I originally went for RAID-5 a number of years ago (originally with 4x 1TB Drives) for the following reasons (in no specific order).
A single massive volume rather than several smaller volumes.
Redundancy without losing as much HDD space as RAID 0, or 10.
Better performance than a single drive.
I think those were its major selling points. Today LVM, drive pooling, etc. takes care of point 1; and single drive performance has improved (100MB/s sustained throughput for high-density platters last time I looked into it) taking care of point 3 in a 1Gb/s LAN.
Re: point 2 above, do you need any redundancy in a server that you only turn on to dump data to/from? RAIDs redundancy maintains availability, which is sort of moot if you're turning the server off.
Since then my data collection has spiraled out of control and I have far more data than I can backup. I have 2x 2TB backup drives, only one of which even has data backed up onto it, the other one is labelled "overflow 1", so essentially I have about 1/4 of my data backed up, some with no redundancy at all. I only turn my server on when I need to dump more data onto it, or get data off (less frequent ATM) this has as much to do with how I use it as to give as much protection to my existing data set as possible until I can afford to do a serious upgrade.
I've always understood RAID to be about up-time rather than safety ... the whole "RAID ≠ backup" meme someone trots our every time someone mentions RAID in a forum
. Small Net Builder's classic: Smart SOHOs Don't Do RAID
Only you can know how valuable your data is, but assuming it's all somewhat
valuable, I'd rather spend on backup than network file copy performance. Seconding what's already been suggested: I'd retain your current server as a backup target and build a new primary file server. I appreciate the goal of 100+ MB/s network transfers, but at the expense of backups?
For important stuff, I like the 3-2-1 backup mantra: keep 3 copies, on at least 2 different forms of media, where at least 1 copy is off-site. I have two low-powered servers, the D510MO music server I wrote about previously and an unRAID bulk file server. Neither can saturate my gigabit LAN. The unRAID server comes closest, but only for sustained reads (80MB/s from my WD10EADS, if I remember). Both are fast enough for my wallet. I picked unRAID for a variety of reasons, and I've been generally happy with it but it's definitely not for everyone (really slow writes, for one). The bulk of the unRAID server's data are rips of movies I own; those aren't backed up because a) I don't have the space and b) although I could re-rip them, I probably wouldn't miss most of them!

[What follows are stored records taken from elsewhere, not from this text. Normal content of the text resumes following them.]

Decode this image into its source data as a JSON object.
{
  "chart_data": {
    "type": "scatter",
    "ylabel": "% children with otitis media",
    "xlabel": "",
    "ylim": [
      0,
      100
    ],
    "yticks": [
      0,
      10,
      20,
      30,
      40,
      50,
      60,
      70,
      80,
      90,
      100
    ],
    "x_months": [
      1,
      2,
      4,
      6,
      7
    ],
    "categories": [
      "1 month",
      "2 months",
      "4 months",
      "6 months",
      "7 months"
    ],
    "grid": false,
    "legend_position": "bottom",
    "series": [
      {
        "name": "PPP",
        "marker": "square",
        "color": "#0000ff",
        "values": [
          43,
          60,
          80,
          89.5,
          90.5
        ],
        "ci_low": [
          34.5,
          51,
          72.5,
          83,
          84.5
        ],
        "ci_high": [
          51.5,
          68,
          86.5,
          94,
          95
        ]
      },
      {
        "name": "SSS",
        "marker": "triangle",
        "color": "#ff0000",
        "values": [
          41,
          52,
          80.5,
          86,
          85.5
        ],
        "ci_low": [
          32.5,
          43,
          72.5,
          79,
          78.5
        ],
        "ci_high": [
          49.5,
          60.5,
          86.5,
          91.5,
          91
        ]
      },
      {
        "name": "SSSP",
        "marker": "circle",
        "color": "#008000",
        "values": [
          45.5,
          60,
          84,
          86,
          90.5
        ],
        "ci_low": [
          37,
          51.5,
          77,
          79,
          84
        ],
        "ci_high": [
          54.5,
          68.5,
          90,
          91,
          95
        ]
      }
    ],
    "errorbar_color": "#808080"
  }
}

But the unRAID server is the backup target for my music server. I have all the original CDs, but re-ripping, tagging and organizing my collection would take ages and drive me to (more) drinking. I take a 1TB USB drive off site with all my important data. My data set is much smaller than yours; I'm not sure how you'd implement such a backup strategy. Lots of externals, I suppose.
Smallnetbuilder's recent series on 10GbE NAS was interesting reading:http://www.smallnetbuilder.com/labels/10GbE
[off topic] I looked SSDs for our db server when we upgraded a few years back. At that time, SSDs were too new / untested for my boss to approve of. Our servers come from Dell, who's 5-yr next business day replacement warranty was more valuable than peak performance. In reality, RAID10 with 15k RPM drives is more performance that we can use. Our ERP software's client side application is quite possibly the worst piece of software I've ever used. It's mind-bogglingly stupid, but we're stuck with it. It's a bigger bottleneck than our db server's storage subsystem.
Fingers crossed ... [snip] ... for my house sale to go through
Good luck! My wife and I will soon be trying to sell our house. I'm not looking forward to it.